Ezetimibe Attenuates Oxidative Stress and Neuroinflammation via the AMPKNrf2TXNIP Pathway after MCAO in Rats

Abstract EN

Oxidative stress and neuroinflammation play essential roles in ischemic stroke-induced brain injury.

Previous studies have reported that Ezetimibe (Eze) exerts antioxidative stress and anti-inflammatory properties in hepatocytes.

In the present study, we investigated the effects of Eze on oxidative stress and neuroinflammation in a rat middle cerebral artery occlusion (MCAO) model.

One hundred and ninety-eight male Sprague-Dawley rats were used.

Animals assigned to MCAO were given either Eze or its control.

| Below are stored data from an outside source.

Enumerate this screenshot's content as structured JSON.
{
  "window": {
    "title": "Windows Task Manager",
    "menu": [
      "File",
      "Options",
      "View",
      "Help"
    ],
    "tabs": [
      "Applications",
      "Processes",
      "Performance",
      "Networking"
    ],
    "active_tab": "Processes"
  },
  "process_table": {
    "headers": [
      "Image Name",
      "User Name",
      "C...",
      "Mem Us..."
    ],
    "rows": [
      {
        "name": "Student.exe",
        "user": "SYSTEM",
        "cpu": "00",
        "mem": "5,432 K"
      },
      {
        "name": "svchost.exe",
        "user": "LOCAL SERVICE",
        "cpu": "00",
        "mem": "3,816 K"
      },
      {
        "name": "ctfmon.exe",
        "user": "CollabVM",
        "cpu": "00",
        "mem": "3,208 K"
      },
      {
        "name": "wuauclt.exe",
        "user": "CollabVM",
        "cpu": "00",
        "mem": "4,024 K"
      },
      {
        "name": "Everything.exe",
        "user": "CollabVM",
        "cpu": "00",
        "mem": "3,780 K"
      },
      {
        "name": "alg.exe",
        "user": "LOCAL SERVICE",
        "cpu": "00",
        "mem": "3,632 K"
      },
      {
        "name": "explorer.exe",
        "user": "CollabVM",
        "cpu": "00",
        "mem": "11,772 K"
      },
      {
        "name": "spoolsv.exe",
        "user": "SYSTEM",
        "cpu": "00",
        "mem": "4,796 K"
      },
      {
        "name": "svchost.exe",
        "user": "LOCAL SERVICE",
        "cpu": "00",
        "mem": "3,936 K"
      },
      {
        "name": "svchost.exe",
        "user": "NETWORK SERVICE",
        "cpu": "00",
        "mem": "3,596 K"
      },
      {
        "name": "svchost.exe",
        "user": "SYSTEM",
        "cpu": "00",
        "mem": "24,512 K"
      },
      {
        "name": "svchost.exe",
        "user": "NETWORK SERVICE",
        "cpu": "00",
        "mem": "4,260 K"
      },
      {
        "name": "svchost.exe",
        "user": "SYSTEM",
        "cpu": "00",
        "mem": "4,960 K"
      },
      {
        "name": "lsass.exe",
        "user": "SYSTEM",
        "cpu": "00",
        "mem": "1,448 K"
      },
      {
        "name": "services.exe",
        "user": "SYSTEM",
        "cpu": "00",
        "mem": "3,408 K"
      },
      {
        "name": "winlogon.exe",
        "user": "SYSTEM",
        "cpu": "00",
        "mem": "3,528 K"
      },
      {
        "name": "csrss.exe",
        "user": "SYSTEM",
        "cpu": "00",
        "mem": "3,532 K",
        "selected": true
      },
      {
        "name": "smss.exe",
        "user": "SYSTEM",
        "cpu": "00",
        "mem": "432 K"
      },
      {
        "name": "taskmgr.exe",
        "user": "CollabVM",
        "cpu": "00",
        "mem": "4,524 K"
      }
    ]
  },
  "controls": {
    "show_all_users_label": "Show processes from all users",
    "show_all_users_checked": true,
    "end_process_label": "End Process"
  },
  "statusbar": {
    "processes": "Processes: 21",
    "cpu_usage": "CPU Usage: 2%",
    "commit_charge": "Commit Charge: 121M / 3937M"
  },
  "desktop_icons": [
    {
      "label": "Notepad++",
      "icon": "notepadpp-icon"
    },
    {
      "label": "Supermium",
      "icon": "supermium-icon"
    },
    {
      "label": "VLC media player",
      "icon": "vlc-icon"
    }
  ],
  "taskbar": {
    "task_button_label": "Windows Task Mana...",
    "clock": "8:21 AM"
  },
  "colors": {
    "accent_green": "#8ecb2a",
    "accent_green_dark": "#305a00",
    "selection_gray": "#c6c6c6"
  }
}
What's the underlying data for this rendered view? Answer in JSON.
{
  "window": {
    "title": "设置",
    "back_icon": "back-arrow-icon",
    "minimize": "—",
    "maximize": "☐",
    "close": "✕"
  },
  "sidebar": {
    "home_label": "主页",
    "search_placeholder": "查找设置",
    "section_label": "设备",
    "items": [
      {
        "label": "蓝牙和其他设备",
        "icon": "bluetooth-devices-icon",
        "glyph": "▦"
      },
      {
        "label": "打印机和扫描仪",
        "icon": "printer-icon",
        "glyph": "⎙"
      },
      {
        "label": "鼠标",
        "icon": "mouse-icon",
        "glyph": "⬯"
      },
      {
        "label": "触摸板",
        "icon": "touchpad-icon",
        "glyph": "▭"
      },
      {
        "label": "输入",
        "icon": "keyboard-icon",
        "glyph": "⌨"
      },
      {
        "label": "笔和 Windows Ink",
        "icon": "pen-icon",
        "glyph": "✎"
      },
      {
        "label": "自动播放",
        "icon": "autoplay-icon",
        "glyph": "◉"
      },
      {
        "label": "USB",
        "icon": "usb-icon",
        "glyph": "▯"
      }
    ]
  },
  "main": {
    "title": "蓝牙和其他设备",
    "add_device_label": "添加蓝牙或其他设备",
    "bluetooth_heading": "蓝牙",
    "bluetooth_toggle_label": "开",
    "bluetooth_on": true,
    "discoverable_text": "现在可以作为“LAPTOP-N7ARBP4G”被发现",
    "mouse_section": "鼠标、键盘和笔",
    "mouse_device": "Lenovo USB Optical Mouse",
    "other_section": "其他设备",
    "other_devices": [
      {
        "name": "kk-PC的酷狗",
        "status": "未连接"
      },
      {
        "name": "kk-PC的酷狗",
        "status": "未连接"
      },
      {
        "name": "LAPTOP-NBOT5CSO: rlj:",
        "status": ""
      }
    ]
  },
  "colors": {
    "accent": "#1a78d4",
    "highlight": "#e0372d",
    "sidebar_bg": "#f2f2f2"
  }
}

To explore the downstream signaling of Eze, the following interventions were given: AMPK inhibitor dorsomorphin and nuclear factor erythroid 2-related factor 2 (Nrf2) siRNA.

Intranasal administration of Eze, 1 h post-MCAO, further increased the endogenous p-AMPK expression, reducing brain infarction, neurologic deficits, neutrophil infiltration, microglia/macrophage activation, number of dihydroethidium- (DHE-) positive cells, and malonaldehyde (MDA) levels.

Specifically, treatment with Eze increased the expression of p-AMPK, Nrf2, and HO-1; Romo-1, thioredoxin-interacting protein (TXNIP), NOD-like receptor protein 3 (NLRP3), Cleaved Caspase-1, and IL-1β were reduced.

Dorsomorphin and Nrf2 siRNA reversed the protective effects of Eze.

In summary, Eze decreases oxidative stress and subsequent neuroinflammation via activation of the AMPK/Nrf2/TXNIP pathway after MCAO in rats.

Therefore, Eze may be a potential therapeutic approach for ischemic stroke patients.